Ho amato la Spagna in tutte le salse, dal primo giorno in cui sono sbarcata, ma le lancette dell’orologio mi si conficcano ancora come spine nelle carni.
A fine settimana torneremo all’ora solare. Abbiamo lo stesso orario con la Spagna, verosimilmente dal 1940, da quando Francisco Franco decise che il suo paese dovesse avere lo stesso orario della Germania, a lui tanto cara, invece che quello del Portogallo, più comprensibile geograficamente. L’ effettiva ora legale, a partire dal 1974, ha prodotto un ulteriore spostamento.
Per me non cambierà nulla, sono perennemente sfasata. In Spagna tutto avviene dopo, un dopo spostato di due ore circa, rispetto all’Italia. E dopo 28 anni ancora non mi abituo, e no che non mi abituo, non mi abituo… agli orari strampalati degli spagnoli!
Sono sempre in anticipo, arrivo prima. Mi aspetto l’alba e ancora c’è notte, mi aspetto notte e ancora c’è luce sfavillante. Certo, con tanto chiarore i cieli sono bellissimi: “da Madrid al cielo” si dice nella metropoli.
Il mio ritmo circadiano è andato in tilt da tempo, nonostante le casse di melatonina sotto il letto.
Ma quanto dormono questi spagnoli? Me lo sono sempre chiesto e proprio l’altro giorno ho sentito al telegiornale che sono tra i meno dormienti d’Europa. In effetti potrebbe essere, anche se le scuole cominciano intorno alle 9 e molti uffici anche, è la vita per le strade che non inizia prima delle 10: tutto lento e deserto. In Italia saremmo già al terzo caffè, con il giornale più che masticato e digerito.
Si pranza intorno alle 15, e io sono molto soddisfatta di non essermi alcolizzata durante le lunghe attese con eterni aperitivi prima del pasto principale. Non si beve il tè delle 17, ma si consuma una sostanziosa merendina alle 19 – quando in Italia i miei stanno per cenare – a base di cioccolata e churros. Subito dopo l’aperitivo e ancora dopo la cena, intorno alle 22. Sono perciò molto soddisfatta anche di non essere ingrassata troppo.
I primi anni facevo una fatica enorme, ricordo ancora il giorno in cui abbiamo invitato a pranzo alcuni nostri amici italiani a casa di mia suocera. Sono arrivati alle 12,45 per educazione, non volevano fare tardi nelle loro intenzioni. E sono rimasti stupefatti e sconcertati quando hanno visto mia suocera che vestita di tutto punto li ha salutati con affetto, ha preso il carrello per la spesa ed è andata al supermercato.

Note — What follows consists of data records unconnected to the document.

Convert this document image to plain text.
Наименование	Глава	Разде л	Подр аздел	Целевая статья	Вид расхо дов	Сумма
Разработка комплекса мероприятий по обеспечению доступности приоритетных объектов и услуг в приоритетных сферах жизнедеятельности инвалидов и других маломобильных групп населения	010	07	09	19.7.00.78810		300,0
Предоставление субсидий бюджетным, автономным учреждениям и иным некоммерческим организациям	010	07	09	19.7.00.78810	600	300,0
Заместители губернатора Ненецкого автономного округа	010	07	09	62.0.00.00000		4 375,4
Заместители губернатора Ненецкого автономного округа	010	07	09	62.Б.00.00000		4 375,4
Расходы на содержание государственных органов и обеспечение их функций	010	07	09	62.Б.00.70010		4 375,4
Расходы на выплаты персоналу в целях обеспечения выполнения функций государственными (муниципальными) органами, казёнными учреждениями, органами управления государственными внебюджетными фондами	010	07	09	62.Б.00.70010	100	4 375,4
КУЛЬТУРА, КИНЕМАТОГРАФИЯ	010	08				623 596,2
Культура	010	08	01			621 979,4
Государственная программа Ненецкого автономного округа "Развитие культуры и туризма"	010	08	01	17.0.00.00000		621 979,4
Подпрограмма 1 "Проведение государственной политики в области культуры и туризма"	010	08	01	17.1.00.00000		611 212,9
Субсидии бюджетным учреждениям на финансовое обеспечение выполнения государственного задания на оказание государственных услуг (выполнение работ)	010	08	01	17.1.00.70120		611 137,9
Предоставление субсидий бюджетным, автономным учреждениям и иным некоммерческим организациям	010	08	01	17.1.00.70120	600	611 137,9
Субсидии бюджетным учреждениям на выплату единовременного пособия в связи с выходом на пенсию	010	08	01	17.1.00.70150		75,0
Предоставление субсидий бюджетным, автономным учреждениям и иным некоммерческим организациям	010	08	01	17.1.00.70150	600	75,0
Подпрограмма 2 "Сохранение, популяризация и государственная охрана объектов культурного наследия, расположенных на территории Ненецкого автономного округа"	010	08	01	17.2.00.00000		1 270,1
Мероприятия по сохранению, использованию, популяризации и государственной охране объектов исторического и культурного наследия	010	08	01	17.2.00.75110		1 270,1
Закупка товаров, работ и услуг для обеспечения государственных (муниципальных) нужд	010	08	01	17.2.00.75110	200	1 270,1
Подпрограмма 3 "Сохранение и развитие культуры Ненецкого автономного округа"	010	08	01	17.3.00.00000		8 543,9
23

Doveva fare ancora la spesa e poi una bella paella!
I miei amici sono rimasti basiti coi fiori in mano e col terrore dipinto nel volto per quella che si prospettava come una lunga attesa e, affinché non gli ululasse lo stomaco per la fame, sono stati ubriacati dallo storico consorte con un aperitivo interminabile.
Ormai sono passati tanti anni e, sebbene non mi sia abituata, ho imparato a fregare gli spagnoli sul tempo, per l’appunto, e a sfruttare l’anticipo. Se voglio pranzare o cenare in ristorante mi presento alle 13,30 o alle 20,30, per essere sicura di trovare posto tra i tavoli ancora apparecchiati per merende, colazioni o aperitivi. Cerco di mantenere così un faticoso equilibrio psicofisico tra i tempi di gestione di una lunghissima giornata, perché anche i film in prima serata iniziano dopo le 22, quando in Sardegna, alla stessa ora, striscio di stanchezza per andarmene a letto.
Un tempo, quando ero più giovane, mi venivano a prendere alle 23 per uscire la notte e se per caso avevo voglia di rientrare presto – verso l’1 o le 2 del mattino!!! -, mi guardavano malissimo, umiliati e offesi nella loro spagnolità perché non volevo divertirmi di locale in locale sino alla colazione successiva. Per non offenderli mi trascinavo di dopo in dopo aspettando l’alba e un “ecce bombo” che non arrivava.
Ora per fortuna non è più tempo di trascinarsi e di transnochar, abbiamo tutti una certa età e posso godermi l’anticipo, il prima, guardando senza invidia mia figlia che esce a mezzanotte per tornare dopo, a colazione.